Explanations

Purpose of each nextflow script:

         start.nf

                    This script is designed to initialize the environment needed for proper execution of the
                    main.nf script. This start.nf script only need to be run once, as it is primarily tasked
                    with donwloading test data, databases, and pre-processing said databases.

         main.nf

                    This script is designed to be the primary analysis tool. main.nf can be repeated as
                    many times as desired, with various processing options, and can be parallelized for large
                    scale analysis. main.nf takes in shotgun metagenomic data and quantifies the absolute
                    abundance of Antimicrobial Resistant Genes and 16S rRNA Genes for the input
                    data/samples. Input data can be provided as local fastq files or fetched from the NCBI
                    Sequence Read Archive when given an SRSA ID.

         modules.nf

                    This script is designed to house all the processes (functions) needed for the start.nf
                    and main.nf workflows. These processes are the functional code and commands
                    needed to drive the analysis. Individual processes in modules.nf can be called
                    independtly of the workflow if users wish to carry out merely a fraction of the entire
                    bioinformaic pipeline, or desire a non-automated step-by-step analysis.

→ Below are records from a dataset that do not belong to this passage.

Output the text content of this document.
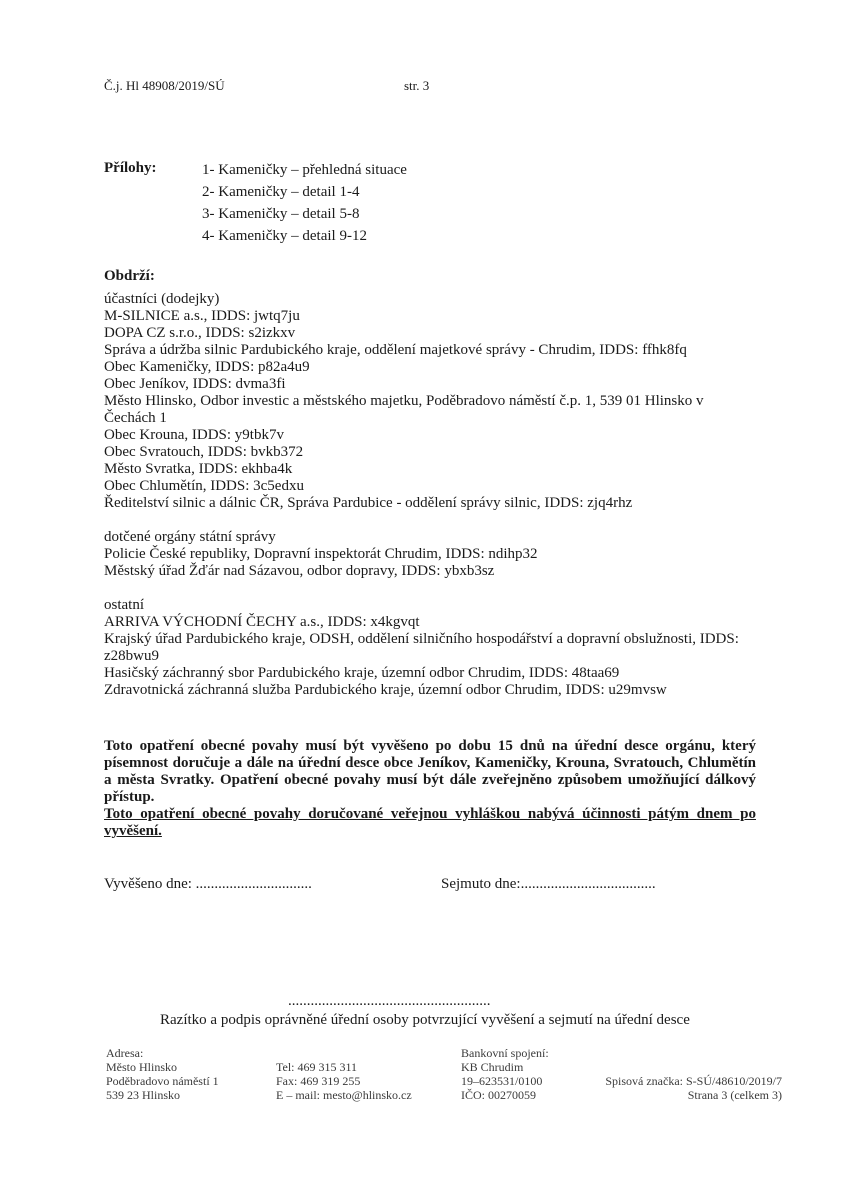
Č.j. Hl 48908/2019/SÚ	str. 3
Přílohy:	1- Kameničky – přehledná situace
2- Kameničky – detail 1-4
3- Kameničky – detail 5-8
4- Kameničky – detail 9-12
Obdrží:
účastníci (dodejky)
M-SILNICE a.s., IDDS: jwtq7ju
DOPA CZ s.r.o., IDDS: s2izkxv
Správa a údržba silnic Pardubického kraje, oddělení majetkové správy - Chrudim, IDDS: ffhk8fq
Obec Kameničky, IDDS: p82a4u9
Obec Jeníkov, IDDS: dvma3fi
Město Hlinsko, Odbor investic a městského majetku, Poděbradovo náměstí č.p. 1, 539 01 Hlinsko v
Čechách 1
Obec Krouna, IDDS: y9tbk7v
Obec Svratouch, IDDS: bvkb372
Město Svratka, IDDS: ekhba4k
Obec Chlumětín, IDDS: 3c5edxu
Ředitelství silnic a dálnic ČR, Správa Pardubice - oddělení správy silnic, IDDS: zjq4rhz
dotčené orgány státní správy
Policie České republiky, Dopravní inspektorát Chrudim, IDDS: ndihp32
Městský úřad Žďár nad Sázavou, odbor dopravy, IDDS: ybxb3sz
ostatní
ARRIVA VÝCHODNÍ ČECHY a.s., IDDS: x4kgvqt
Krajský úřad Pardubického kraje, ODSH, oddělení silničního hospodářství a dopravní obslužnosti, IDDS:
z28bwu9
Hasičský záchranný sbor Pardubického kraje, územní odbor Chrudim, IDDS: 48taa69
Zdravotnická záchranná služba Pardubického kraje, územní odbor Chrudim, IDDS: u29mvsw
Toto opatření obecné povahy musí být vyvěšeno po dobu 15 dnů na úřední desce orgánu, který písemnost doručuje a dále na úřední desce obce Jeníkov, Kameničky, Krouna, Svratouch, Chlumětín a města Svratky. Opatření obecné povahy musí být dále zveřejněno způsobem umožňující dálkový přístup.
Toto opatření obecné povahy doručované veřejnou vyhláškou nabývá účinnosti pátým dnem po vyvěšení.
Vyvěšeno dne: ...............................	Sejmuto dne:....................................
......................................................
Razítko a podpis oprávněné úřední osoby potvrzující vyvěšení a sejmutí na úřední desce
Adresa:
Město Hlinsko
Poděbradovo náměstí 1
539 23 Hlinsko
Tel: 469 315 311
Fax: 469 319 255
E – mail: mesto@hlinsko.cz
Bankovní spojení:
KB Chrudim
19–623531/0100
IČO: 00270059
Spisová značka: S-SÚ/48610/2019/7
Strana 3 (celkem 3)
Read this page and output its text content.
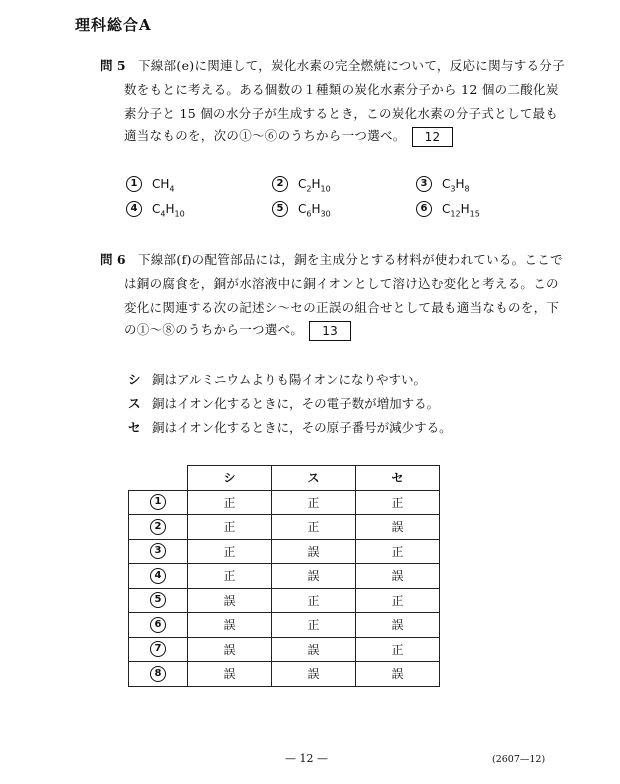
理科総合A
問 5 下線部(e)に関連して，炭化水素の完全燃焼について，反応に関与する分子
数をもとに考える。ある個数の１種類の炭化水素分子から 12 個の二酸化炭
素分子と 15 個の水分子が生成するとき，この炭化水素の分子式として最も
適当なものを，次の①～⑥のうちから一つ選べ。 12
1 $CH_4$	2 $C_2H_{10}$	3 $C_3H_8$
4 $C_4H_{10}$	5 $C_6H_{30}$	6 $C_{12}H_{15}$
問 6 下線部(f)の配管部品には，銅を主成分とする材料が使われている。ここで
は銅の腐食を，銅が水溶液中に銅イオンとして溶け込む変化と考える。この
変化に関連する次の記述シ～セの正誤の組合せとして最も適当なものを，下
の①～⑧のうちから一つ選べ。 13
シ 銅はアルミニウムよりも陽イオンになりやすい。
ス 銅はイオン化するときに，その電子数が増加する。
セ 銅はイオン化するときに，その原子番号が減少する。
	シ	ス	セ
1	正	正	正
2	正	正	誤
3	正	誤	正
4	正	誤	誤
5	誤	正	正
6	誤	正	誤
7	誤	誤	正
8	誤	誤	誤
— 12 —	(2607—12)
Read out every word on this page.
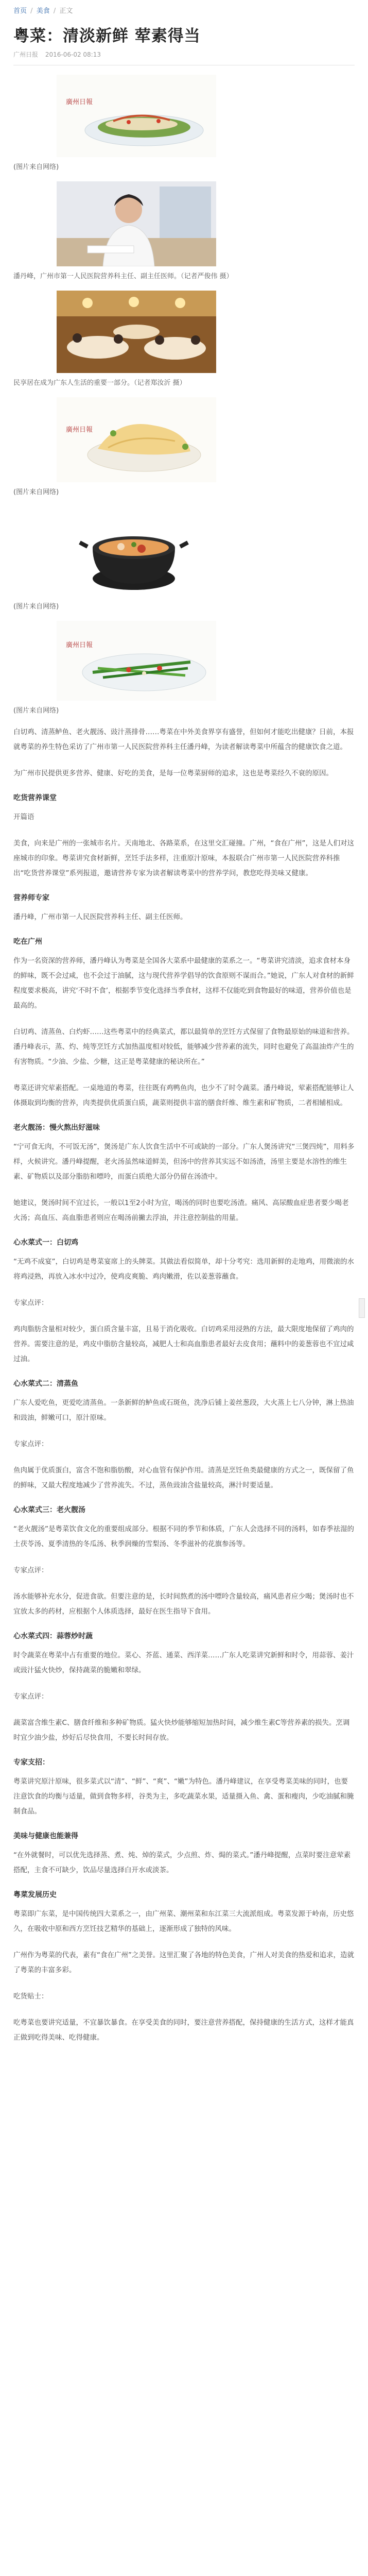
首页 / 美食 / 正文
粤菜：清淡新鲜 荤素得当
广州日报 2016-06-02 08:13
廣州日報
(图片来自网络)
潘丹峰，广州市第一人民医院营养科主任、副主任医师。（记者严俊伟 摄）
民享居在成为广东人生活的重要一部分。（记者郑汝沂 摄）
廣州日報
(图片来自网络)
(图片来自网络)
廣州日報
(图片来自网络)

白切鸡、清蒸鲈鱼、老火靓汤、豉汁蒸排骨……粤菜在中外美食界享有盛誉，但如何才能吃出健康？日前，本报就粤菜的养生特色采访了广州市第一人民医院营养科主任潘丹峰，为读者解读粤菜中所蕴含的健康饮食之道。

为广州市民提供更多营养、健康、好吃的美食，是每一位粤菜厨师的追求，这也是粤菜经久不衰的原因。

吃货营养课堂

开篇语

美食，向来是广州的一张城市名片。天南地北、各路菜系，在这里交汇碰撞。广州，“食在广州”，这是人们对这座城市的印象。粤菜讲究食材新鲜，烹饪手法多样，注重原汁原味，本报联合广州市第一人民医院营养科推出“吃货营养课堂”系列报道，邀请营养专家为读者解读粤菜中的营养学问，教您吃得美味又健康。

营养师专家

潘丹峰，广州市第一人民医院营养科主任、副主任医师。

吃在广州

作为一名资深的营养师，潘丹峰认为粤菜是全国各大菜系中最健康的菜系之一。“粤菜讲究清淡，追求食材本身的鲜味，既不会过咸，也不会过于油腻，这与现代营养学倡导的饮食原则不谋而合。”她说，广东人对食材的新鲜程度要求极高，讲究‘不时不食’，根据季节变化选择当季食材，这样不仅能吃到食物最好的味道，营养价值也是最高的。

白切鸡、清蒸鱼、白灼虾……这些粤菜中的经典菜式，都以最简单的烹饪方式保留了食物最原始的味道和营养。潘丹峰表示，蒸、灼、炖等烹饪方式加热温度相对较低，能够减少营养素的流失，同时也避免了高温油炸产生的有害物质。“少油、少盐、少糖，这正是粤菜健康的秘诀所在。”

粤菜还讲究荤素搭配。一桌地道的粤菜，往往既有鸡鸭鱼肉，也少不了时令蔬菜。潘丹峰说，荤素搭配能够让人体摄取到均衡的营养，肉类提供优质蛋白质，蔬菜则提供丰富的膳食纤维、维生素和矿物质，二者相辅相成。

老火靓汤：慢火熬出好滋味

“宁可食无肉，不可饭无汤”，煲汤是广东人饮食生活中不可或缺的一部分。广东人煲汤讲究“三煲四炖”，用料多样，火候讲究。潘丹峰提醒，老火汤虽然味道鲜美，但汤中的营养其实远不如汤渣，汤里主要是水溶性的维生素、矿物质以及部分脂肪和嘌呤，而蛋白质绝大部分仍留在汤渣中。

她建议，煲汤时间不宜过长，一般以1至2小时为宜，喝汤的同时也要吃汤渣。痛风、高尿酸血症患者要少喝老火汤；高血压、高血脂患者则应在喝汤前撇去浮油，并注意控制盐的用量。

心水菜式一：白切鸡

“无鸡不成宴”，白切鸡是粤菜宴席上的头牌菜。其做法看似简单，却十分考究：选用新鲜的走地鸡，用微滚的水将鸡浸熟，再放入冰水中过冷，使鸡皮爽脆、鸡肉嫩滑，佐以姜葱蓉蘸食。

专家点评：

鸡肉脂肪含量相对较少，蛋白质含量丰富，且易于消化吸收。白切鸡采用浸熟的方法，最大限度地保留了鸡肉的营养。需要注意的是，鸡皮中脂肪含量较高，减肥人士和高血脂患者最好去皮食用；蘸料中的姜葱蓉也不宜过咸过油。

心水菜式二：清蒸鱼

广东人爱吃鱼，更爱吃清蒸鱼。一条新鲜的鲈鱼或石斑鱼，洗净后铺上姜丝葱段，大火蒸上七八分钟，淋上热油和豉油，鲜嫩可口，原汁原味。

专家点评：

鱼肉属于优质蛋白，富含不饱和脂肪酸，对心血管有保护作用。清蒸是烹饪鱼类最健康的方式之一，既保留了鱼的鲜味，又最大程度地减少了营养流失。不过，蒸鱼豉油含盐量较高，淋汁时要适量。

心水菜式三：老火靓汤

“老火靓汤”是粤菜饮食文化的重要组成部分。根据不同的季节和体质，广东人会选择不同的汤料，如春季祛湿的土茯苓汤、夏季清热的冬瓜汤、秋季润燥的雪梨汤、冬季滋补的花旗参汤等。

专家点评：

汤水能够补充水分，促进食欲。但要注意的是，长时间熬煮的汤中嘌呤含量较高，痛风患者应少喝；煲汤时也不宜放太多的药材，应根据个人体质选择，最好在医生指导下食用。

心水菜式四：蒜蓉炒时蔬

时令蔬菜在粤菜中占有重要的地位。菜心、芥蓝、通菜、西洋菜……广东人吃菜讲究新鲜和时令，用蒜蓉、姜汁或豉汁猛火快炒，保持蔬菜的脆嫩和翠绿。

专家点评：

蔬菜富含维生素C、膳食纤维和多种矿物质。猛火快炒能够缩短加热时间，减少维生素C等营养素的损失。烹调时宜少油少盐，炒好后尽快食用，不要长时间存放。

专家支招：

粤菜讲究原汁原味，很多菜式以“清”、“鲜”、“爽”、“嫩”为特色。潘丹峰建议，在享受粤菜美味的同时，也要注意饮食的均衡与适量，做到食物多样，谷类为主，多吃蔬菜水果，适量摄入鱼、禽、蛋和瘦肉，少吃油腻和腌制食品。

美味与健康也能兼得

“在外就餐时，可以优先选择蒸、煮、炖、焯的菜式，少点煎、炸、焗的菜式。”潘丹峰提醒，点菜时要注意荤素搭配，主食不可缺少，饮品尽量选择白开水或淡茶。

粤菜发展历史

粤菜即广东菜，是中国传统四大菜系之一，由广州菜、潮州菜和东江菜三大流派组成。粤菜发源于岭南，历史悠久，在吸收中原和西方烹饪技艺精华的基础上，逐渐形成了独特的风味。

广州作为粤菜的代表，素有“食在广州”之美誉。这里汇聚了各地的特色美食，广州人对美食的热爱和追求，造就了粤菜的丰富多彩。

吃货贴士：

吃粤菜也要讲究适量，不宜暴饮暴食。在享受美食的同时，要注意营养搭配，保持健康的生活方式，这样才能真正做到吃得美味、吃得健康。
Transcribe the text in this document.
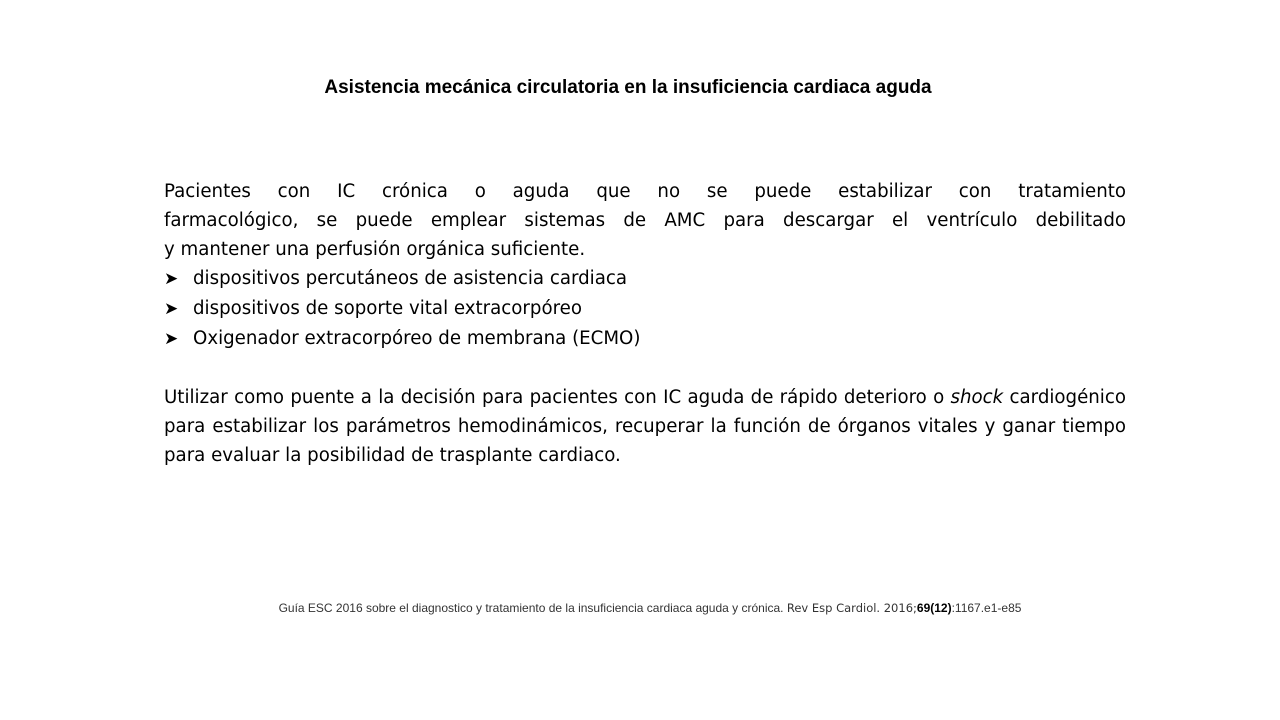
Asistencia mecánica circulatoria en la insuficiencia cardiaca aguda

Pacientes con IC crónica o aguda que no se puede estabilizar con tratamiento
farmacológico, se puede emplear sistemas de AMC para descargar el ventrículo debilitado
y mantener una perfusión orgánica suficiente.

➤ dispositivos percutáneos de asistencia cardiaca
➤ dispositivos de soporte vital extracorpóreo
➤ Oxigenador extracorpóreo de membrana (ECMO)

Utilizar como puente a la decisión para pacientes con IC aguda de rápido deterioro o shock cardiogénico para estabilizar los parámetros hemodinámicos, recuperar la función de órganos vitales y ganar tiempo para evaluar la posibilidad de trasplante cardiaco.

Guía ESC 2016 sobre el diagnostico y tratamiento de la insuficiencia cardiaca aguda y crónica. Rev Esp Cardiol. 2016;69(12):1167.e1-e85
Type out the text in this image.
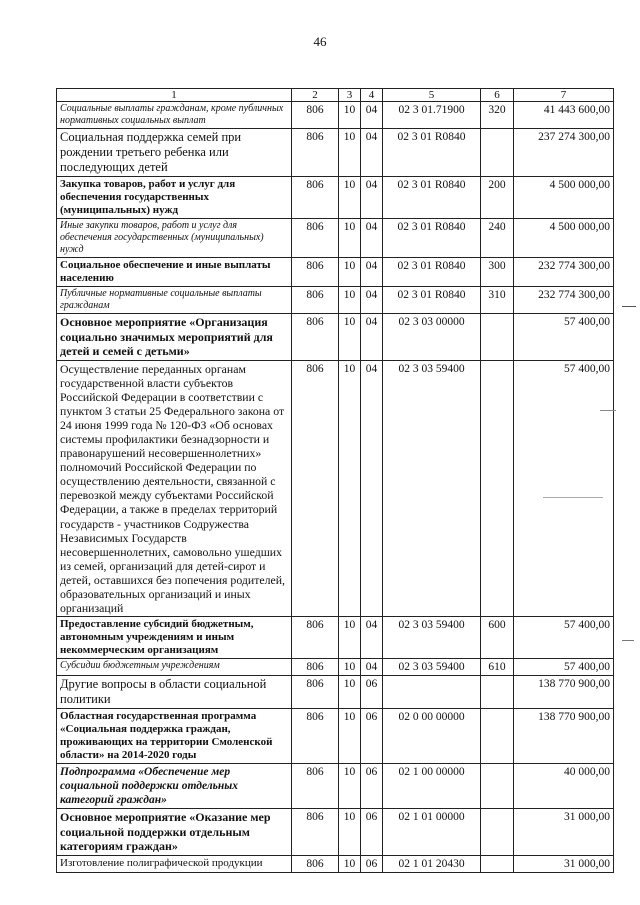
46
1	2	3	4	5	6	7
Социальные выплаты гражданам, кроме публичных нормативных социальных выплат	806	10	04	02 3 01.71900	320	41 443 600,00
Социальная поддержка семей при рождении третьего ребенка или последующих детей	806	10	04	02 3 01 R0840		237 274 300,00
Закупка товаров, работ и услуг для обеспечения государственных (муниципальных) нужд	806	10	04	02 3 01 R0840	200	4 500 000,00
Иные закупки товаров, работ и услуг для обеспечения государственных (муниципальных) нужд	806	10	04	02 3 01 R0840	240	4 500 000,00
Социальное обеспечение и иные выплаты населению	806	10	04	02 3 01 R0840	300	232 774 300,00
Публичные нормативные социальные выплаты гражданам	806	10	04	02 3 01 R0840	310	232 774 300,00
Основное мероприятие «Организация социально значимых мероприятий для детей и семей с детьми»	806	10	04	02 3 03 00000		57 400,00
Осуществление переданных органам государственной власти субъектов Российской Федерации в соответствии с пунктом 3 статьи 25 Федерального закона от 24 июня 1999 года № 120-ФЗ «Об основах системы профилактики безнадзорности и правонарушений несовершеннолетних» полномочий Российской Федерации по осуществлению деятельности, связанной с перевозкой между субъектами Российской Федерации, а также в пределах территорий государств - участников Содружества Независимых Государств несовершеннолетних, самовольно ушедших из семей, организаций для детей-сирот и детей, оставшихся без попечения родителей, образовательных организаций и иных организаций	806	10	04	02 3 03 59400		57 400,00
Предоставление субсидий бюджетным, автономным учреждениям и иным некоммерческим организациям	806	10	04	02 3 03 59400	600	57 400,00
Субсидии бюджетным учреждениям	806	10	04	02 3 03 59400	610	57 400,00
Другие вопросы в области социальной политики	806	10	06			138 770 900,00
Областная государственная программа «Социальная поддержка граждан, проживающих на территории Смоленской области» на 2014-2020 годы	806	10	06	02 0 00 00000		138 770 900,00
Подпрограмма «Обеспечение мер социальной поддержки отдельных категорий граждан»	806	10	06	02 1 00 00000		40 000,00
Основное мероприятие «Оказание мер социальной поддержки отдельным категориям граждан»	806	10	06	02 1 01 00000		31 000,00
Изготовление полиграфической продукции	806	10	06	02 1 01 20430		31 000,00
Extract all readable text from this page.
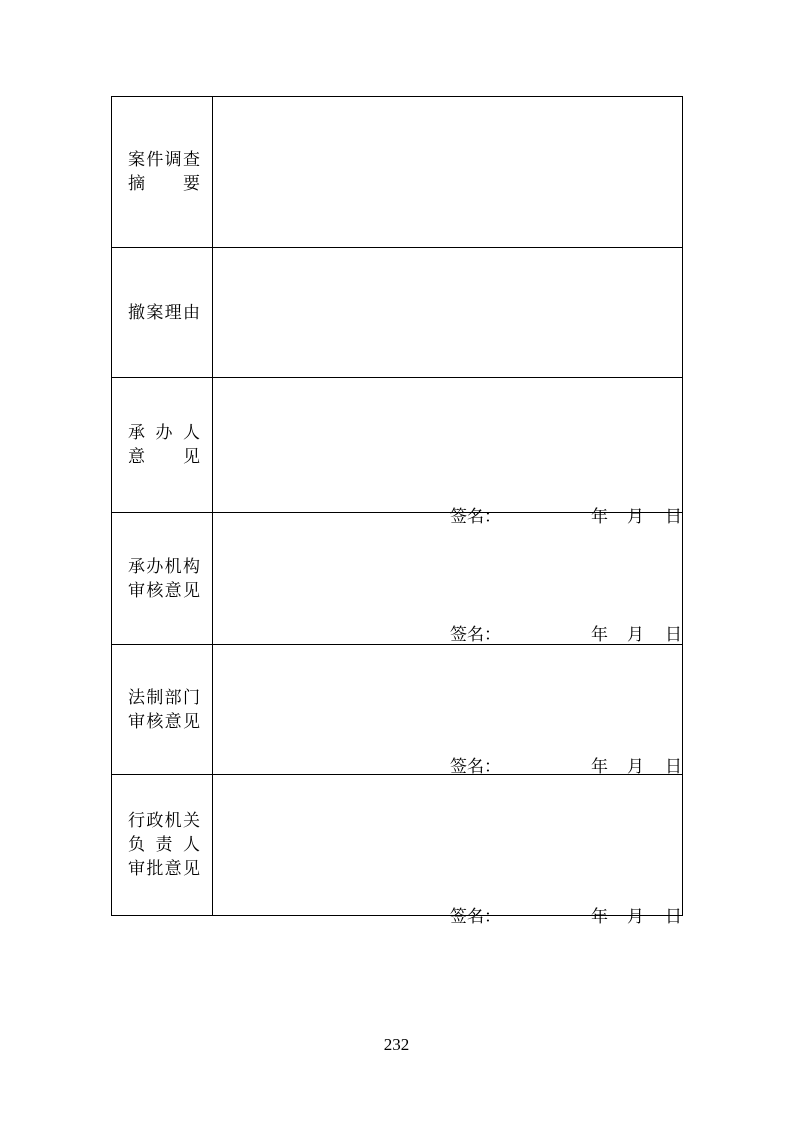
案件调查
摘　　要	

撤案理由	

承 办 人
意　　见	签名： 年 月 日

承办机构
审核意见	签名： 年 月 日

法制部门
审核意见	签名： 年 月 日

行政机关
负 责 人
审批意见	签名： 年 月 日
232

When to use each nextflow script:

         start.nf

                    This script should be the first script executed upon downloading the GitHub Repository.
                    If users already have all their data and processed databases stored locally, this script is
                    irrelevant.

         main.nf

                    This script is run when the user wishes to know the absolute ARG and 16S rRNA
                    abundance found in paired-end shotgun metagenomically sequenced data of animal
                    agricutural origin. The pipeline is run for every set of paired-end reads presented to the
                    workflow as an input.

         modules.nf

                    This script is only run when the user wishes to execute a single process individually and
                    not carry out the entire workflow. Otherwise, it serves as a formatted group of
                    functions that are imported by the actual workflows: start.nf and main.nf.

Potential issues with each nextflow script:

         start.nf

                    -Needs a significant amount of memory and time, lack of either could induce errors.

                    -Database downloads other than the defaults prove tricky at times.

         main.nf

                    -Currently relies on access to my labs software directory for
                    BBDuk and CD-HHIT-EST. Future docker container development will resolve this issue.

         modules.nf

                    -Some processes are hard coded for slurm resources allocations, which requires
                    access to an HPC and slurm scheduler.